AMD Is Firing On All Cylinders But Its Profitability Depends On Lean Operations

On April 27th after market close, Advanced Micro Devices AMD posted a strong earnings report giving Intel INTC at least three reasons to worry.

It managed to beat earnings and revenue while meeting gross margin expectations, its key metric. AMD's numerous product launches over the last several months are now paying major dividends for the company that is enjoying high demand, being a poster child for the current chip shortage. However, even after selling over 3.4 billion dollars' worth of chips during the first quarter, it's still not enough.

Q1 Figures

For the first quarter of 2021, AMD reported $3.45 billion in revenue, topping analyst estimates and rising 93% YoYcompared to last year's quarter where revenue amounted to only $1.79 billion and it was the company's best first quarter in a decade.
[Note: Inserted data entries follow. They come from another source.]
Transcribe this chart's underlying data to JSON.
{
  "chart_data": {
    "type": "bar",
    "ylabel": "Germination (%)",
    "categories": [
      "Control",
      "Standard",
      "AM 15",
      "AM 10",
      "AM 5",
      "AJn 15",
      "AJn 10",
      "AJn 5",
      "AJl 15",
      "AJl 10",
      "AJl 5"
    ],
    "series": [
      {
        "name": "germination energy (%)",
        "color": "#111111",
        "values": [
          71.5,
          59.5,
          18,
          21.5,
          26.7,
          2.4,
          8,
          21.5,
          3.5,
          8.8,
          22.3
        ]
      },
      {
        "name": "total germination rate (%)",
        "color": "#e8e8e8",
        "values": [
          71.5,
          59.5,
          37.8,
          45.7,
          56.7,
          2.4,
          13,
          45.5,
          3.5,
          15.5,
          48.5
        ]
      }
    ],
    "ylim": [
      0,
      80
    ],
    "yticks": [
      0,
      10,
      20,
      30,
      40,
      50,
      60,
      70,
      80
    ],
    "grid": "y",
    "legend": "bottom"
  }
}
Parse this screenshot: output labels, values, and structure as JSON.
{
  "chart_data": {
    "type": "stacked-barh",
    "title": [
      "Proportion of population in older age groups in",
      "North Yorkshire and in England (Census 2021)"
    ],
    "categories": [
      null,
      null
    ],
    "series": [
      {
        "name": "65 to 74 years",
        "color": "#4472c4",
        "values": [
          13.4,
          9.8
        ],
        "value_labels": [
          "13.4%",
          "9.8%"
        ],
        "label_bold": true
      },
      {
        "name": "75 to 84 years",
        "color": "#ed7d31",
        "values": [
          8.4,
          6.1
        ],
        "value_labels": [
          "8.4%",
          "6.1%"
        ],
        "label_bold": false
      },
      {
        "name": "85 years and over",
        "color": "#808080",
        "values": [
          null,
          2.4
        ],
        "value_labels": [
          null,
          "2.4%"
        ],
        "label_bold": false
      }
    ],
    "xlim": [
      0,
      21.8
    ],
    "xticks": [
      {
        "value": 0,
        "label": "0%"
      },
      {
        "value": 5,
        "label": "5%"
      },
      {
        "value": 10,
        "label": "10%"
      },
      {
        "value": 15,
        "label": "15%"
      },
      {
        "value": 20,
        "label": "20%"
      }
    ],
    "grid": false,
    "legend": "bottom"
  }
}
The stunning jump was made thanks in large part to standout performance by the company's Enterprise, Embedded and Semi-Custom segment that includes server and embedded processor, semi-custom System-on-Chip (SoC), and game console technology development businesses. The big jump in revenue translates to the fact that the segment is well into the black on an operating income basis, which is a major improvement over last year's quarter when it made a loss.

AMD's big run-up in revenue is also reflected in the company's other metrics; along with that revenue AMD's net income has grown by 243% YoY, amounting to $555 million. And if not for an unusual, one-off tax benefit during the previous quarter, this quarter would be AMD's most profitable quarter ever– and it is on a non-GAAP basis.

Along with the EPS that nearly tripled YoY, beating analysts' expectations, AMD's gross margin is holding at 46%, steady versus the previous quarter, the fourth quarter of 2020. If there's a metric that shows clearly just how much things have turned around for a company that nearly went bankrupt five years ago, it's the company's cash balance or more precisely $3.1 billion in cash, cash equivalents and short-term investments with long-term debt down to $313million. From this perspective, AMD is in a stronger financial position than it ever has been.

Well Ahead Of Intel

One week before, Intel reported a slowdown in revenue from its data center group. AMD revealed its data center revenue doubled with six straight quarters of record mobile processor revenue that was generated due to an increasing number of customers. Compared to Intel, AMD is more competitive by being more innovative, it performs better, it has a better price point and although its most important business is the data center, its portfolio even gains in diversification with the acquisition of Xilinx.


AMD's expectations for both the quarter and for the rest of the year are just as resilient as during previous quarters.For FY 2021, AMD guided revenue growth of 50% YoY whereas Intel expects a revenue decline of 1% YoY.

Demand for its.chips still outpaces supply in most segments, so AMD has yet to fully tap the current market and find ways to meet demand.  As its computer processor chip products are commodity goods, the differentiation in quality between competing manufacturers is minimal, which means that the company's profitability depends on maintaining its operations as lean as possible. To enhance its profitability when demand is high, AMD can boost its gross margin either by increasing sales, cutting costs, or both.

High Demand Alone Is Not Enough

With CPU, GPU, and semi-custom, AMD's numerous product launches are now paying major dividends. But since AMD is a fabless chipmaker that uses semiconductors made by Taiwan Semiconductor Manufacturing TSM for assemble its chips, the current semiconductor shortage and supply issues could pose problems. To reassure investors, management stated that the company has "good visibility" on potential supply concerns and it increased its forecast through the end of 2021.